Наконец попрощались.

– Рад был повидаться, Вадим, – сказал Мурат и покашлял в кулак. – Спокойной ночи!

– До завтра, – кивнула Саша, натягивая перчатки.

Вадик взял жену под руку. Когда отошли на несколько шагов, сказал, приглушая голос:

– У тебя, Сашка, совесть есть?

– Не-а! – засмеялась она в ответ.

Мурат стоял один в пустом баре, смотрел им вслед, курил.

Саша так и не обернулась.

В последний рабочий день фестиваля на внеконкурсном показе прокрутили несколько острых, сильных публицистических фильмов. Авторы расправлялись с проклятым наследием «совка». Выливались скопившиеся за десятилетия слезы. Перепиливались цепи. Распахивались двери тюремных камер. Освобожденные приветствовали друг друга. Душители и гонители приговаривались к позорному столбу – чаще всего посмертно. Сладко таяло на губах слово «свобода». Примеривались, привыкали к новому – плюрализм. Оказалось, что нет одной объединяющей истины, их много, и надо выбирать свою, и никто не гарантирует, что это действительно истина, а вся ответственность за выбор лежит исключительно на твоих собственных, а не коллективных плечах. Споры полыхали, как походные кострища в военном лагере. И можно было говорить что думаешь, писать, ваять, снимать – что хочешь. Талантливые, образованные, амбициозные, опьяненные ветрами перемен, они верили в себя и в будущее, накрепко связанное с кинематографом, и никто из них не предполагал, что следующее зрелое десятилетие своей жизни большинство проведет в забвении и, потеряв надежду на самореализацию в профессии, займется коммерцией, начнет челночить за китайскими шмотками, сбежит за кордон в поисках лучшей доли или тихо погаснет от разлива скопившейся желчи.
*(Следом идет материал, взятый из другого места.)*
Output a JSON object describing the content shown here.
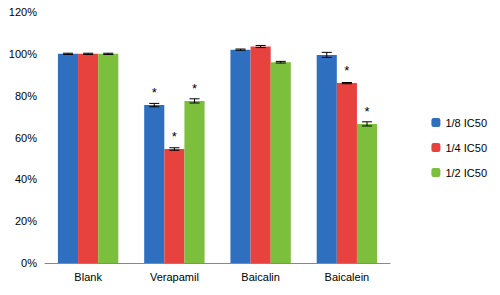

Закончился внеконкурсный просмотр, раздались аплодисменты, в зале вспыхнул свет, взбудораженная толпа вывалилась в фойе, чтобы немедленно обсудить работы коллег. Лирическая десятиминутная зарисовка Мурата – о том, как пекут хлеб в тамдырах, осталась незамеченной.

– Что ж это, заговор молчания? – спросил Мурат.

Его не поняли.

– Никто ни слова о моем фильме. – Лицо его стало обиженным, как у ребенка, которого не похвалили, не заметили его усилий, а он так старался.
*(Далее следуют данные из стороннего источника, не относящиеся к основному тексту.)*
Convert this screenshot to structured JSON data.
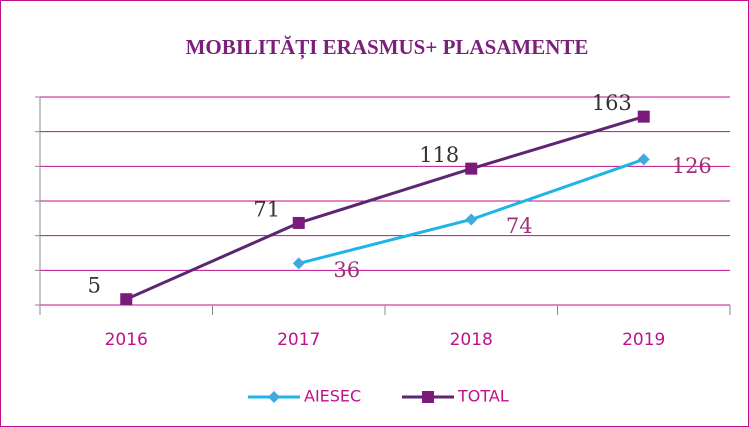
{
  "chart_data": {
    "type": "line",
    "title": "MOBILITĂȚI ERASMUS+ PLASAMENTE",
    "categories": [
      "2016",
      "2017",
      "2018",
      "2019"
    ],
    "series": [
      {
        "name": "AIESEC",
        "color": "#1fb4e6",
        "values": [
          null,
          36,
          74,
          126
        ]
      },
      {
        "name": "TOTAL",
        "color": "#5e2672",
        "values": [
          5,
          71,
          118,
          163
        ]
      }
    ],
    "ylim": [
      0,
      180
    ],
    "yticks": [
      0,
      30,
      60,
      90,
      120,
      150,
      180
    ],
    "grid": true,
    "legend": "bottom"
  }
}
Антонина хмыкнула. Никита легонько похлопал Мурата по плечу:

– Добрый фильм, поэтичный. О вечных ценностях.

– Да, именно о вечных, – подтвердил Мурат. – Ты правильно почувствовал.

Саша незаметно отделилась от компании и направилась к вестибюлю.
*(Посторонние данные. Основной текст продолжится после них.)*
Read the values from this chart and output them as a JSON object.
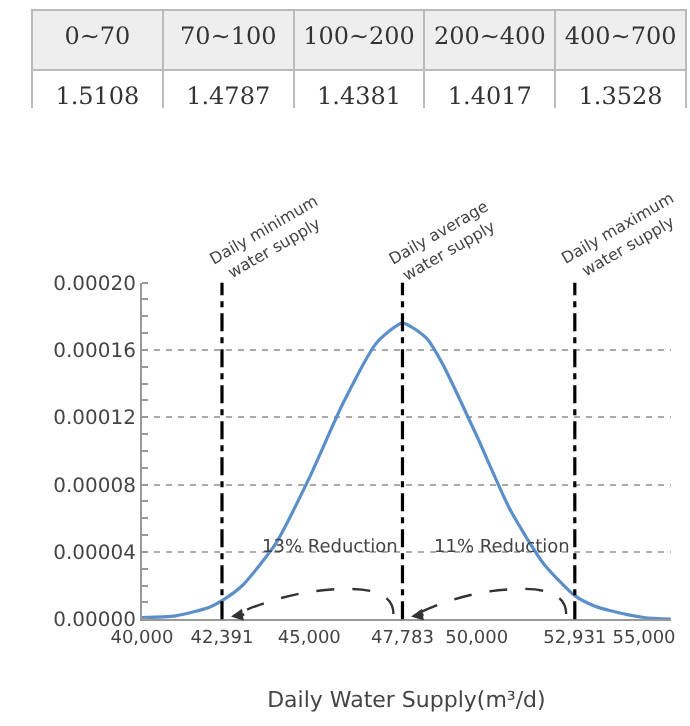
{
  "chart_data": [
    {
      "type": "other",
      "categories": [
        "0~70",
        "70~100",
        "100~200",
        "200~400",
        "400~700"
      ],
      "values": [
        1.5108,
        1.4787,
        1.4381,
        1.4017,
        1.3528
      ],
      "data_labels": true
    },
    {
      "type": "line",
      "xlabel": "Daily Water Supply(m³/d)",
      "x": [
        40000,
        41000,
        42000,
        42391,
        43000,
        44000,
        45000,
        46000,
        47000,
        47783,
        48500,
        49000,
        50000,
        51000,
        52000,
        52931,
        53500,
        54000,
        55000,
        55800
      ],
      "series": [
        {
          "color": "#5b8fc9",
          "values": [
            1e-06,
            2e-06,
            7e-06,
            1.1e-05,
            2e-05,
            4.5e-05,
            8.4e-05,
            0.000128,
            0.000164,
            0.000176,
            0.000167,
            0.000151,
            0.000109,
            6.5e-05,
            3.3e-05,
            1.4e-05,
            8e-06,
            5e-06,
            1e-06,
            0.0
          ]
        }
      ],
      "xlim": [
        40000,
        55800
      ],
      "xticks": [
        {
          "value": 40000,
          "label": "40,000"
        },
        {
          "value": 42391,
          "label": "42,391"
        },
        {
          "value": 45000,
          "label": "45,000"
        },
        {
          "value": 47783,
          "label": "47,783"
        },
        {
          "value": 50000,
          "label": "50,000"
        },
        {
          "value": 52931,
          "label": "52,931"
        },
        {
          "value": 55000,
          "label": "55,000"
        }
      ],
      "ylim": [
        0,
        0.0002
      ],
      "yticks": [
        {
          "value": 0,
          "label": "0.00000"
        },
        {
          "value": 4e-05,
          "label": "0.00004"
        },
        {
          "value": 8e-05,
          "label": "0.00008"
        },
        {
          "value": 0.00012,
          "label": "0.00012"
        },
        {
          "value": 0.00016,
          "label": "0.00016"
        },
        {
          "value": 0.0002,
          "label": "0.00020"
        }
      ],
      "ref_lines": [
        {
          "axis": "x",
          "value": 42391,
          "label": "Daily minimum\nwater supply",
          "color": "#000000",
          "line_style": "dashdot"
        },
        {
          "axis": "x",
          "value": 47783,
          "label": "Daily average\nwater supply",
          "color": "#000000",
          "line_style": "dashdot"
        },
        {
          "axis": "x",
          "value": 52931,
          "label": "Daily maximum\nwater supply",
          "color": "#000000",
          "line_style": "dashdot"
        }
      ],
      "annotations": [
        "13% Reduction",
        "11% Reduction"
      ],
      "grid": "y",
      "marker": "none",
      "line_style": "solid"
    }
  ]
}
– Ты куда? – догнал ее Мурат.

– По делу, – сказала она, вошла в лифт и нажала кнопку пятого этажа. Мурат успел втиснуться между закрывающимися дверями.

– К этому мужику?

– Не к мужику, а к режиссеру.

– Когда вернешься?

– Вернусь, когда ручьи побегут, – засмеялась Саша.

Мурат остался серьезен.

– Я тебя провожу.

– Не надо меня провожать, я не маленькая, – начала она сердиться. Мурат мешал ей сосредоточиться перед предстоящей встречей. – Иди к нашим!

Но он последовал за ней.

Дверь в 512-й номер была открыта. Оттуда вытекали струи табачного дыма, слышался смех, громкие голоса, звон стаканов.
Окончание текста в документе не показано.